Physics of Karate – No Woo Required
Posted by mattusmaximus on November 14, 2009
I’ve practiced martial arts of various styles for 20 years, and in all that time I’ve heard a number of very strange & woo-filled explanations for why people can accomplish the physical feats they can. One such example is breaking wooden boards with the bare hands & feet – often people provide an explanation by referencing so-called “chi, ki, or qigong energy”. The whole concept of chi is more of a philosophical concept than anything else, and it is little more than a “dragon-in-the-garage” (an untestable notion that cannot be verified through scientific means).
Well, I’m here to tell you that such physical feats as board breaking can be performed & explained simply by referencing the known laws of physics – no woo required. Take a look at the video of me performing such a break with five pine boards at once…
How do I accomplish this feat? Here’s how: I hit the boards really hard – the question is how do I generate such a large force of impact? Read on…
1. Materials: First off, there’s a good reason why I’m hitting pine boards – they are a soft wood. Whenever I’ve seen martial artists doing breaks such as these, they hit either pine boards or a brittle material like clay bricks or concrete slabs. In addition, when striking wooden boards, successful strikes always go with the grain of the wood because the wood is structurally weaker in that orientation. So, in a real sense, karate practitioners are kind of cheating by using these materials – if you really wanted to see something impressive & “supernatural”, perhaps someone could display slicing through a steel I-beam with the edge of their hand. I think there’s a pretty good reason why we never see a “chi-master” doing that! 😉
2. Spacers: Notice the spacers that I’ve got placed in between the boards. This is another common trick that is used whenever board breaking is performed. By separating the boards like this, I really only have to break one at a time as opposed to one large, massive chunk. In more technical terms, the momentum of my strike is slightly reduced by breaking only the top board, which allows the remainder of my hand’s momentum to continue to the next board, and the next after that and so on. This works for the same reason why train cars are slightly decoupled from one another – once the engine gets moving, its momentum helps to move the next car when the coupling catches, and their combined momentum help to get the third car moving when its coupling catches, and so on.

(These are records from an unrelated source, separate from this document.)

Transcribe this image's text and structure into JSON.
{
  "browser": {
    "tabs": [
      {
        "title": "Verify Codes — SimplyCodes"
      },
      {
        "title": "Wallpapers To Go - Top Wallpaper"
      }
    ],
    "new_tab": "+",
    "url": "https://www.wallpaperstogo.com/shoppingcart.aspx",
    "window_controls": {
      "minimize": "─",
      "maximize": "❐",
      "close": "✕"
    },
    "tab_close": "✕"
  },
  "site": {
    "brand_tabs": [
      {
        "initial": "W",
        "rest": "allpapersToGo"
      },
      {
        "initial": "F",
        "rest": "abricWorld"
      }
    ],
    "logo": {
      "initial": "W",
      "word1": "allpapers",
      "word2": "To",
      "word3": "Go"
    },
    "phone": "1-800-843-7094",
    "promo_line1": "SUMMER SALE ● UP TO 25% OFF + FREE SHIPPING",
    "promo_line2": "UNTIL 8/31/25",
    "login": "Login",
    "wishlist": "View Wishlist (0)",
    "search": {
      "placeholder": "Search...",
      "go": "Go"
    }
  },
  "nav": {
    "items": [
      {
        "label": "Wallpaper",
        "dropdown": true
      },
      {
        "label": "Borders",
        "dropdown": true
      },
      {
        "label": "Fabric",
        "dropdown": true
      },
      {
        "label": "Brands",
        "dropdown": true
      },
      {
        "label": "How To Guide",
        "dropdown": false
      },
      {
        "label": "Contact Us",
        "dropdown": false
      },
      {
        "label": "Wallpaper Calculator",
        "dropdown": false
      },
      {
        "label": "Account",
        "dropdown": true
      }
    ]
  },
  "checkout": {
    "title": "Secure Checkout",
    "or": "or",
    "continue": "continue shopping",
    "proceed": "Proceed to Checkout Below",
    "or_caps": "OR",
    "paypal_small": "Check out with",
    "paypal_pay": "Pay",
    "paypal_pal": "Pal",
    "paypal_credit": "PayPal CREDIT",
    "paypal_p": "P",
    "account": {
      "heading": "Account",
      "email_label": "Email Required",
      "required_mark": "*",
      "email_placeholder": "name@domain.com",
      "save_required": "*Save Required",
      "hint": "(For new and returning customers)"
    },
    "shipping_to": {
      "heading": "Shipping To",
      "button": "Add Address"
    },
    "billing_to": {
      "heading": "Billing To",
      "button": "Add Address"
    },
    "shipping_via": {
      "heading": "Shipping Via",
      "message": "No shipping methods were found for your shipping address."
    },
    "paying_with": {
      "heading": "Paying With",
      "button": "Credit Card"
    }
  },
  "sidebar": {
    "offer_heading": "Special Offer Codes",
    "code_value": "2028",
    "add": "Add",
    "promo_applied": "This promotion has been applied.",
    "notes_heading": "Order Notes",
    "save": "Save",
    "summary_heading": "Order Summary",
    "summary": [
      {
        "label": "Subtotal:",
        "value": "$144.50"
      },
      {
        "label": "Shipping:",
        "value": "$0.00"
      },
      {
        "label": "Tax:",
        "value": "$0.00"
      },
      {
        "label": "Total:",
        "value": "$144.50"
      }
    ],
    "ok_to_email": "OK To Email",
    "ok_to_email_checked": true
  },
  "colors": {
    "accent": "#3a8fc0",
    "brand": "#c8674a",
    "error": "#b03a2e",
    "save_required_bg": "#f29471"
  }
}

3. Impulse-Momentum Theorem: the rest of it has to do with the physics of impulse & momentum. In equation form, this theorem (which is another way of expressing Newton’s 2nd Law) can be written as follows:
F Δt = m Δv
F = m Δv / Δt
where F is the force of impact, Δt is the time of impact, m is the mass behind the strike, and Δv is the change in velocity of striking hand (or foot). In order to break the boards, one must maximize the force of impact, which can be done in a variety of ways…
*Maximize the mass: instead of merely hitting the boards with my fist, I turn & twist my entire body into the strike. By doing so the mass (m) is greatly increased, and so too is the force.
*Minimize the impact time: the boards are placed onto solid supports (in this case the stools) which do not give under the impact. Because the supports are not excessively elastic or bouncy, the time of impact is reduced to a minimum, which has the effect of greatly increasing the force of impact.
*Maximize the velocity: by dropping my body mass so dramatically, I convert a large amount of gravitational potential energy into kinetic energy. And since kinetic energy is proportional to the square of the velocity of an object, by doing so I provide a great deal of velocity (and therefore momentum) which can carry all the way through all five boards as previously mentioned.
So there you have it, folks – a thorough explanation of how such board breaking feats are done, without a mention of chi/ki/qigong or any other supernatural woo-woo. This is a very good example of applying Occam’s Razor, and I thoroughly enjoy sharing this lesson with my students.
Sadly, there are those who would rather deny scientific reality & the laws of nature in favor of the delusion that they have some kind of mystical power over “chi energy” and can therefore do physically impossible things. And even more sadly, these delusions can lead some people into serious injury. Here are two examples of what I’m talking about…
*The first is of one of these so-called “chi-masters” who believes that he can throw people merely by “projecting his energy” at them, but – interestingly – he only seems to be able to perform these “throws” on his true-believing students. What happens when he encounters someone who isn’t a true-believer in his abilities? Take a look at this video to find out:
There is an entire group, almost cultish in nature, called Yellow Bamboo that purports to teach people how to “focus & project their chi” with equal levels of failure. Just search Youtube and you’ll find plenty of videos of the Yellow Bamboo woo-meisters getting pwned.
*But if that isn’t bad enough, here’s a whole other level of fail… this next clown is so far down the “chi-master” rabbit-hole that he actually believes that by “focusing his chi energy” he can make himself impervious to blades. And to prove it, he hacks into his own arm with a razor-sharp machete! How do you think it went? (Warning: not for the squeamish)
Folks, in my opinion, it just doesn’t get much more stupid than that. The moral of the story is simple: when it’s you and your beliefs vs. the laws of physics, physics always wins.